In 1991, Mirra received poor evaluations for her gender class. She was 86 years old. She ticked off the criticisms: “Poorly organized, difficult to understand lectures, and the like. It was all the more disheartening because it came as a surprise.” Typically, ever the good empiricist, she set about researching the cause; in 1992, she received the best evaluations in years. “I need to prove the following calumny wrong,” she declared: “A sociologist says things everyone knows in a language nobody understands.” 

Around the same time, Mirra was writing about new developments in gender theory; I think it was a piece for the Annual Review of Sociology. Trying to get the hang of all the fashionable work on “discourse” and gender, she asked me what I thought: I said that discourse sounded fancier than Mirra’s preferred word—”role”—which sounded square, and a bit clunky, but was perfectly serviceable: it had the virtue of saying plainly what she meant so that everyone knew what she was saying. She just smiled since she knew all this. 

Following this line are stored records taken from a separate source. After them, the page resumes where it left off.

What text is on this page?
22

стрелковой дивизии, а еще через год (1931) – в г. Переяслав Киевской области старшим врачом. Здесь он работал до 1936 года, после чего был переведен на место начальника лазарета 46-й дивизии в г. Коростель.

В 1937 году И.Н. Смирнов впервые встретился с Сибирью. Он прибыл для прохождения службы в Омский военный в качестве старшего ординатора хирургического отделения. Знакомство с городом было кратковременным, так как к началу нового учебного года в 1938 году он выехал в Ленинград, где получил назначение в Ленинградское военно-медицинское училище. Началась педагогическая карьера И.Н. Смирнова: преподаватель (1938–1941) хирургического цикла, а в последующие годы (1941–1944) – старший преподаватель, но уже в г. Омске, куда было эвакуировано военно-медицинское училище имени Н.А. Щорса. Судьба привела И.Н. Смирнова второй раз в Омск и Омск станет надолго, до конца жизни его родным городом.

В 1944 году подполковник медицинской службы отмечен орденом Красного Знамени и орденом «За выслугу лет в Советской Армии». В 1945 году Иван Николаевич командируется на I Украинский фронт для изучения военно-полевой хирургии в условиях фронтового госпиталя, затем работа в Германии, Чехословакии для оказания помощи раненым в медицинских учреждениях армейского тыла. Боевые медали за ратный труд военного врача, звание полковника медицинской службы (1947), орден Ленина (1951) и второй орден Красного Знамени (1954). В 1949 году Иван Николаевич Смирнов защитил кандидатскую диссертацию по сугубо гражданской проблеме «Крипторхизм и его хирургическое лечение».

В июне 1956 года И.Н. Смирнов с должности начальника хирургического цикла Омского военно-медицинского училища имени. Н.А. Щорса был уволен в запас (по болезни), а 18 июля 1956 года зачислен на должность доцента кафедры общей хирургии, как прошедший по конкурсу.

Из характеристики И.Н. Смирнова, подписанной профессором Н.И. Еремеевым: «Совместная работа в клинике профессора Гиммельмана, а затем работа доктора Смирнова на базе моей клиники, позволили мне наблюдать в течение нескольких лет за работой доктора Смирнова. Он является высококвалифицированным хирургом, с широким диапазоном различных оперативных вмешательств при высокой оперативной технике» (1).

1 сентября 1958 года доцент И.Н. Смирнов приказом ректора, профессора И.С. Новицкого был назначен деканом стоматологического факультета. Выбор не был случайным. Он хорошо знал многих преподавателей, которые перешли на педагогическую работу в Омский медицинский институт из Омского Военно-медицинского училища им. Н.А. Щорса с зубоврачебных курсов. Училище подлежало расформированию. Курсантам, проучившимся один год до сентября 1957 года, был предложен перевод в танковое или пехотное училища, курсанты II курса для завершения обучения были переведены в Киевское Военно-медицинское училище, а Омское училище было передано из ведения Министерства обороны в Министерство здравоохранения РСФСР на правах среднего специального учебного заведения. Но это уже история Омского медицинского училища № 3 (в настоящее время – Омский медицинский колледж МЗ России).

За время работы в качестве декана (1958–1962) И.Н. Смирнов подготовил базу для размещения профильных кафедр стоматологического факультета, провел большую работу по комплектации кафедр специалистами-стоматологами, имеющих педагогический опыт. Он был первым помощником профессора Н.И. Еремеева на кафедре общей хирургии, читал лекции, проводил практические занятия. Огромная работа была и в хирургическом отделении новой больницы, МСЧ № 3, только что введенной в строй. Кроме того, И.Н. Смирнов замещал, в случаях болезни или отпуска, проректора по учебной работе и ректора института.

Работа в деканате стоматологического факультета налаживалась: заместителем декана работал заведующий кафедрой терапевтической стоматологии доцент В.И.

Mirra’s empiricism was not philosophically shallow; unflashy did not mean inelegant, and surely not unstylish. Her sociological work was based on the elegance of understatement, of clarity, of the rejection of narcissism: Her interest remained in the object of her curiosity. 

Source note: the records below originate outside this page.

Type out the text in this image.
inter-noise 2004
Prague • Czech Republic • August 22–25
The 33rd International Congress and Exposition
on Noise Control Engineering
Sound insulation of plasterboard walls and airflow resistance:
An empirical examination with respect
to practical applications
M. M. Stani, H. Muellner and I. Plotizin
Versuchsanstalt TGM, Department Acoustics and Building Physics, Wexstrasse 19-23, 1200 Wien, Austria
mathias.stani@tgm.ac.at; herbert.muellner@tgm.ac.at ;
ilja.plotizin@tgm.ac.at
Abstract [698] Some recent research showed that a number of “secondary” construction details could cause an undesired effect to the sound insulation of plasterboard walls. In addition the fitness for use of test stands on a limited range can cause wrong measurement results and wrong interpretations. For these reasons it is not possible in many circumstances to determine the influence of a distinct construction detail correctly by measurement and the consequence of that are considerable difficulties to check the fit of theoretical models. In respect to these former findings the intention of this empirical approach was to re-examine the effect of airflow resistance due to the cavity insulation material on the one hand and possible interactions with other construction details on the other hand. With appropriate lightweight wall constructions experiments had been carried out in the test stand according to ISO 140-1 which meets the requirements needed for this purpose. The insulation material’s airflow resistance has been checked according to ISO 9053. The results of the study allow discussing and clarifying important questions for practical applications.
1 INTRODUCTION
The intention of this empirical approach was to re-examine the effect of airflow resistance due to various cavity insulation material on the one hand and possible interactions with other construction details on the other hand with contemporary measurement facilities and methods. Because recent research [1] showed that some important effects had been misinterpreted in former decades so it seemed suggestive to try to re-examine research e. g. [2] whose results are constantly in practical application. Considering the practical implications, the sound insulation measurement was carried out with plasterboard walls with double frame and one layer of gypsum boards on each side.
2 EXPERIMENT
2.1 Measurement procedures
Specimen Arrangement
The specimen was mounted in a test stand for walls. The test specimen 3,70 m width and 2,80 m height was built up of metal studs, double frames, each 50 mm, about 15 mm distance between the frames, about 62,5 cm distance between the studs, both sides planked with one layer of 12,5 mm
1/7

It is no cliche to say that Mirra was ahead of her time; I close with a few selections from fifty years ago that evoke her spirit and her substance. 

“If men believed for a moment that the rearing of children is as difficult and important as building bridges, they would demand more of a hand in it.” 

“I now state even more explicitly that equality for women in the public spheres will not be realized as long as we maintain traditional role segregation within the family, with no alternative options.” 

“Women in the Modern World did not re-ignite the women’s movement the way, a decade later, Friedan’s Feminine Mystique deservedly did. The time was not ripe but much more importantly, my book was written intones of sweet reasonableness; it was friendly to men. It did not, as a revolutionary tract must, summon the reader’s rage. In fact, its rueful satire of our society was so subtle, at least for Friedan, that she used a paragraph of mine as illustration of the prevailing counsel of adjustment to the status quo.”

“I support the values of family, but not only in rhetoric and not for women only. We could not convince women that child-rearing was a most valued social task unless men believed it too; unless our whole society became oriented toward values that cherish strength and compassion, nurturance and creativity.”